❣️

Günler birbiri ardına hızla geçiyordu. O genç çocuk aralarına katılalı neredeyse iki hafta olmuştu ve Alya bu süre boyunca ne yazık ki onunla konuşmaya fırsat ve cesaret bulamamıştı. Zaten annesi de durumu düşündüğü kadar büyütmemiş ve onu anlayışla karşılamıştı. Yine de kendisi için manevi değeri olan bir şeyin bir yabancının ellerinde olduğunu bilmek onu ziyadesiyle huzursuz ediyordu.

Okul ve konak arasındaki mesafeyi yürüyerek gidip geldiği için her zaman olduğu gibi öğle namazını yetiştirememişti. Bu sebepten öğleden sonraki ilk dersin sonunda koştura koştura kendini mescide attı. Sırtını döven örgülü saçını bir toka yardımı ile topladı. Her daim çantasında taşıdığı baş örtüsünü ve namaz elbisesini giyindi ve Rabb'in huzuruna durdu.

Arda onun hemen hemen her gün okulun alt katında ki bu yere geldiğini görüyordu. Genç kız farkında olmasa da, bu iki haftalık süreçte onu sürekli gözlemleme ve hatta takip etme eylemlerinde bulunmuştu. Onu bir korsanın denizin dibinde bulduğu kilitli bir sandık gibi merak ediyordu. İçini açmak ve içinde ki cevherleri görmek istiyordu. Zeki bir kızdı. Aynı zamanda sivri dilli ve hazır cevaptı da. Ama tüm bunların yanında Arda'nın aklını başından alan duru bir güzelliği de vardı. Genç çocuk gözünü onun üzerinden çekemiyordu. Bu kız sayesinde asla alışamayacağını düşündüğü bu şehre ve bu okula kısa sürede alışmış ve uyum sağlamaya başlamıştı.
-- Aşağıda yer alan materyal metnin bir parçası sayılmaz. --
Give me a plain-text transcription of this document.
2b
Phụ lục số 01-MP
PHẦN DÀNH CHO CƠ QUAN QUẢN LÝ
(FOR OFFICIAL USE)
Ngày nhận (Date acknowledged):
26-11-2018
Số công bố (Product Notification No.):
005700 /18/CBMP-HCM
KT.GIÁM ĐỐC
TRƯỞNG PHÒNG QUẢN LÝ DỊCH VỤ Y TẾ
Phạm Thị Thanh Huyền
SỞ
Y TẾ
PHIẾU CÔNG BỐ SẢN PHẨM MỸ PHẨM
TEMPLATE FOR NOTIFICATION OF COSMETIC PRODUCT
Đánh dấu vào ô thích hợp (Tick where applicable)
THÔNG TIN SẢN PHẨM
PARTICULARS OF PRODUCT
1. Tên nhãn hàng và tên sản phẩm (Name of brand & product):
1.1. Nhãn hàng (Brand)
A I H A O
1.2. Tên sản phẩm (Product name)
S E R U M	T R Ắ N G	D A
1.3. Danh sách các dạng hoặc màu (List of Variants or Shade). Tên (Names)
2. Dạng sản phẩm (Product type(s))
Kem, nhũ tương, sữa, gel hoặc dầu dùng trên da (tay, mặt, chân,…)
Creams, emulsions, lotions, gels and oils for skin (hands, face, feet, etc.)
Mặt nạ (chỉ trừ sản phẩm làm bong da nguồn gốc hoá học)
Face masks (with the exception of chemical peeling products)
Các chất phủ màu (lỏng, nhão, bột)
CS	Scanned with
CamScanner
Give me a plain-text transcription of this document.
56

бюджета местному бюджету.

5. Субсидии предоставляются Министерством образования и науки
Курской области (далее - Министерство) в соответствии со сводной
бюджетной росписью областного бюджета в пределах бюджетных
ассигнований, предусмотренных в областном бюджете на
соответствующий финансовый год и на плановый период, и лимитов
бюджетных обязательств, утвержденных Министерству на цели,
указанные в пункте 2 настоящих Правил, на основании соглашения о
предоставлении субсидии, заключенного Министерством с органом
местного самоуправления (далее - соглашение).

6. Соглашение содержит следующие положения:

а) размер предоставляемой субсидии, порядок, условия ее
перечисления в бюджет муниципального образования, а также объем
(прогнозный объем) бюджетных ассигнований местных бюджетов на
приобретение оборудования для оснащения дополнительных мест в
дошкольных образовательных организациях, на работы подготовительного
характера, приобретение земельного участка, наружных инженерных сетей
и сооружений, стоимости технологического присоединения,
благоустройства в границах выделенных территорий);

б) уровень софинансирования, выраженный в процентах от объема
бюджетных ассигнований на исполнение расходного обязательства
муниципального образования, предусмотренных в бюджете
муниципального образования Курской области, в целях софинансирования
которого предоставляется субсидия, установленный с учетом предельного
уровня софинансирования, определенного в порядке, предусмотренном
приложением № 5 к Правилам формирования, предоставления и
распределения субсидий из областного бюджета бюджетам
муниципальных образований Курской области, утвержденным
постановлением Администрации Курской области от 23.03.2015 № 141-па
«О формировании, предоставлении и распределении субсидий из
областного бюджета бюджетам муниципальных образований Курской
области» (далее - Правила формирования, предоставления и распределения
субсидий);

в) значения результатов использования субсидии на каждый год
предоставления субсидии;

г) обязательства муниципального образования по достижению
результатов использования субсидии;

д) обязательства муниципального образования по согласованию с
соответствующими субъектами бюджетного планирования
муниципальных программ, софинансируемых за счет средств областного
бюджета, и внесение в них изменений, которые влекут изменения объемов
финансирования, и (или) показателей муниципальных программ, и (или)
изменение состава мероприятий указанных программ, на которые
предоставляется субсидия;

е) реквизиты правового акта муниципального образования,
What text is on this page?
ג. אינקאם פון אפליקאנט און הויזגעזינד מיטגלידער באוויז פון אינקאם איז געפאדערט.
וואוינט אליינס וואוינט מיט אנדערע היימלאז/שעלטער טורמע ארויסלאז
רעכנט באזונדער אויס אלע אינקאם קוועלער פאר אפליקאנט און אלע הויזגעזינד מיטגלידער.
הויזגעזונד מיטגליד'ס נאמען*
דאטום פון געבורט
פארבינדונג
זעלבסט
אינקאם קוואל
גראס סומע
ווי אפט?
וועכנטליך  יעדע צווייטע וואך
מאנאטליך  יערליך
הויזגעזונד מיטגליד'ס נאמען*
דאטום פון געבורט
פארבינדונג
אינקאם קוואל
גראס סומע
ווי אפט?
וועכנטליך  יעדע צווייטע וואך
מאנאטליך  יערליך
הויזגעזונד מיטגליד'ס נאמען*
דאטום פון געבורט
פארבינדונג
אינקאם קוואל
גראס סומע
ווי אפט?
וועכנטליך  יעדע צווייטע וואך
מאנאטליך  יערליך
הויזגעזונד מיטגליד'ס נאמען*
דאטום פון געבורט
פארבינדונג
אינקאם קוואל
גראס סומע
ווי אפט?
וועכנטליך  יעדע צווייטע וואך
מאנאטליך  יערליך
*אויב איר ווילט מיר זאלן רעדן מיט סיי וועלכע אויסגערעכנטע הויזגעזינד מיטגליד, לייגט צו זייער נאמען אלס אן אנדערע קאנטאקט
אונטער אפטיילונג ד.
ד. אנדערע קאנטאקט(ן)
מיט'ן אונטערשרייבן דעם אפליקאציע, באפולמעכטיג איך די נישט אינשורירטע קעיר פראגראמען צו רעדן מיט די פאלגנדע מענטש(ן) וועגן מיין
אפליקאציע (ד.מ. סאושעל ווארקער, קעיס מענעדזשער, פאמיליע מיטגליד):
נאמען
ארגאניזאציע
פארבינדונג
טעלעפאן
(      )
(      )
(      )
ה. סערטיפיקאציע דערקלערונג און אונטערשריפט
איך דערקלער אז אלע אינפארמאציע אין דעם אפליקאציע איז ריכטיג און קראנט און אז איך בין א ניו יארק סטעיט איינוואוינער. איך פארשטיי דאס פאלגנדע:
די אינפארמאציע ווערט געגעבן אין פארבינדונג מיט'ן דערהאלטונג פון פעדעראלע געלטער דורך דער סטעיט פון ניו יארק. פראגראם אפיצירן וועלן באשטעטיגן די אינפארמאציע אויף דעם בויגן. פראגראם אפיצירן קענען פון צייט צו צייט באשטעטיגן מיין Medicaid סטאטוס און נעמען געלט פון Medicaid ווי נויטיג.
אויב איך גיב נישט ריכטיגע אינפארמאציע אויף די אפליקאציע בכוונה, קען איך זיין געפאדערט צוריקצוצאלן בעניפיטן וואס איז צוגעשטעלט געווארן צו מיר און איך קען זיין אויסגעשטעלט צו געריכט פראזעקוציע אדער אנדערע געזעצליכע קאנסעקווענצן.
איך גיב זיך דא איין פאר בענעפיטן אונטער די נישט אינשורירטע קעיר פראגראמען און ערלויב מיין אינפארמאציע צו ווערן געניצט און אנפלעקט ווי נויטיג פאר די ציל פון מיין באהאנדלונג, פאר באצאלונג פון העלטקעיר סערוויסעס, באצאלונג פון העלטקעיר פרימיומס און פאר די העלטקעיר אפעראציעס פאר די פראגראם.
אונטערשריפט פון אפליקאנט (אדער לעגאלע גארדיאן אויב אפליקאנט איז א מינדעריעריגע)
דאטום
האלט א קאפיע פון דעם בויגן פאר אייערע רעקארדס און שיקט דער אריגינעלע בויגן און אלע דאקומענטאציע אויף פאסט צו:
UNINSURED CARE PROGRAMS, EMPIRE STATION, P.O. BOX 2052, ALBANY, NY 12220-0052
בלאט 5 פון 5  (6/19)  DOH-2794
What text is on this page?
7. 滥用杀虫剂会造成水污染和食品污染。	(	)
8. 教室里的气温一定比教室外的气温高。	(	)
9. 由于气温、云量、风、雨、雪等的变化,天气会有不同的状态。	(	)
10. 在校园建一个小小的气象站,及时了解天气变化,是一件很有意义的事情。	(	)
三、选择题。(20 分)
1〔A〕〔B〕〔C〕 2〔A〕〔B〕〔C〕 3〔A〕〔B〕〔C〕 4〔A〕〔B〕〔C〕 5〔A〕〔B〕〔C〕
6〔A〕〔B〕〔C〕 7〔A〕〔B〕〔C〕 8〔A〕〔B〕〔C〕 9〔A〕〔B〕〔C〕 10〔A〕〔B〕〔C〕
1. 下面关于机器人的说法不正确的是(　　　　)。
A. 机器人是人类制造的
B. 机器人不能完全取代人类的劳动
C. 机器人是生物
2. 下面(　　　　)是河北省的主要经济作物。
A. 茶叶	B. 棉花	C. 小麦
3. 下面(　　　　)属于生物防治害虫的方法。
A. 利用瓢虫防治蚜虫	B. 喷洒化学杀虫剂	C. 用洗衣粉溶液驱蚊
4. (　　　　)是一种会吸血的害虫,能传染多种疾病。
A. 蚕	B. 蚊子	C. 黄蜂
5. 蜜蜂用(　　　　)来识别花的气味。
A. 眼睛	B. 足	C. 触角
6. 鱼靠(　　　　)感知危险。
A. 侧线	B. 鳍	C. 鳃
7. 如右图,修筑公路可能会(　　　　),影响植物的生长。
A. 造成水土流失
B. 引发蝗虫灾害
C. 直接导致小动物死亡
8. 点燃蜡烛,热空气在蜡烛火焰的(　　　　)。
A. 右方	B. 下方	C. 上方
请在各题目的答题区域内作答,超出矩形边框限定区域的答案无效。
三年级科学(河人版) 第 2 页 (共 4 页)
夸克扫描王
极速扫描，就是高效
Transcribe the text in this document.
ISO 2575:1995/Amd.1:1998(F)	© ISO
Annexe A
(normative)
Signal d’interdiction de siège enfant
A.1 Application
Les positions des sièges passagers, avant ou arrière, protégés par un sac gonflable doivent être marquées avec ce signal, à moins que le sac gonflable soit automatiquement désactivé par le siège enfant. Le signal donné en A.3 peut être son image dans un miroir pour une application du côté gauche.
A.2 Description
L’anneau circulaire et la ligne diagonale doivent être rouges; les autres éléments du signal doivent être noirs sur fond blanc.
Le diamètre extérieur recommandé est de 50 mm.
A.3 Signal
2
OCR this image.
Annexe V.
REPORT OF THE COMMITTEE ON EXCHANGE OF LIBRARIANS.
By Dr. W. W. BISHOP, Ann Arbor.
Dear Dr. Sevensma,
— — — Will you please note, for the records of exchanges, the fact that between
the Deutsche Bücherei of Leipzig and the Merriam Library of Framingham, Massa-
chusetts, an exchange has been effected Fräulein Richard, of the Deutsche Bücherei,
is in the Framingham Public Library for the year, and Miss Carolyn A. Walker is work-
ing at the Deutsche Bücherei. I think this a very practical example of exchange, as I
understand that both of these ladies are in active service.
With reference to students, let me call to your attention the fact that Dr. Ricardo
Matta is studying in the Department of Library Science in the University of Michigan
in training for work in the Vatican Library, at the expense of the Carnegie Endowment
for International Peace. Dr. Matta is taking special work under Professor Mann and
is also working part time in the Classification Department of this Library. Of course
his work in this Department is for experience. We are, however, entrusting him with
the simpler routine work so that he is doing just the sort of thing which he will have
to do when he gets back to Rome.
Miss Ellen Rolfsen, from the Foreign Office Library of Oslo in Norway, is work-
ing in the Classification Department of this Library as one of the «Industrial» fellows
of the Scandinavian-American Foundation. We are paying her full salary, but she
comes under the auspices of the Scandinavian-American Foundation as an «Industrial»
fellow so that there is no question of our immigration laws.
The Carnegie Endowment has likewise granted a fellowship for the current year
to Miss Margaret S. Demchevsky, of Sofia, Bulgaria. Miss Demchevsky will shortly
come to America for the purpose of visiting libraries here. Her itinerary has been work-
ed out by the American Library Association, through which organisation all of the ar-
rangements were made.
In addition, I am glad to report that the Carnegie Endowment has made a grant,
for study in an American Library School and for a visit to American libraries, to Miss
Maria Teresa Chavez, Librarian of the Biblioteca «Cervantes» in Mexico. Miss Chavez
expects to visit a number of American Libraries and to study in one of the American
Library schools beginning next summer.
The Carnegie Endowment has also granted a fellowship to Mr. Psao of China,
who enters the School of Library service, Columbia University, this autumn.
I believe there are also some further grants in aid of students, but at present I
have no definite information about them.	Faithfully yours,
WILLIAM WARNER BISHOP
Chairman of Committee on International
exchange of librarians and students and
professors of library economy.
Bazıları ondan şehirli veyahut kolejli diye söz ediyor, onu aralarına almayı kati suretle reddediyordu ama yine de sınıfta ki büyük bir azınlık tarafından kabul görmüş ve sevilmişti. Burada, çocukluktan beri arkadaşlık ettiği o çocuklardan daha samimi ve kafa dengi arkadaşları vardı. O yüzden eski hayatını çok fazla aramıyordu. Son senesinde farklı bir şehre ve yeni bir okula gitmek hiç kimsenin tercih edeceği bir durum değildi ama Arda çok güçlü bir çocuktu. Bu duruma düşündüğünden çabuk alışmıştı. Hoş başka bir seçeneği de yoktu. Burada olmak ve istese de istemese de buradaki düzene ayak uydurmak zorundaydı. Emir büyük yerdendi. Çünkü Arslan bey öyle istiyordu. Arslan Bozkurt bir şey istedi mi, onu yapmamak gibi bir lüksü yoktu. Çoğu zaman kendini onun çocuğu değil, emir eli gibi hissediyordu. Bu çocuk yaştan beri hep böyle olmuştu. Babası evde dahi o otoriter ve sert giysisini ruhundan çıkarmıyordu. Onu tıpkı bir asker gibi yetiştirmişti. Az gülen, az konuşan, prensipli ve disiplinli insanlar onun favorisiydi. Arda 'da onun olduğu ortamlarda böyle bir genç oluyordu. Ancak kendi halinde olduğu vakitlerde bambaşka birine dönüşebiliyordu. İçinde yıllardır bastırdığı başka bir Arda daha vardı ve bu Arda babasının olmadığı her ortamda özgürce dolaşıyor, istediğini yapıyor ve istediği gibi konuşup gülüyordu.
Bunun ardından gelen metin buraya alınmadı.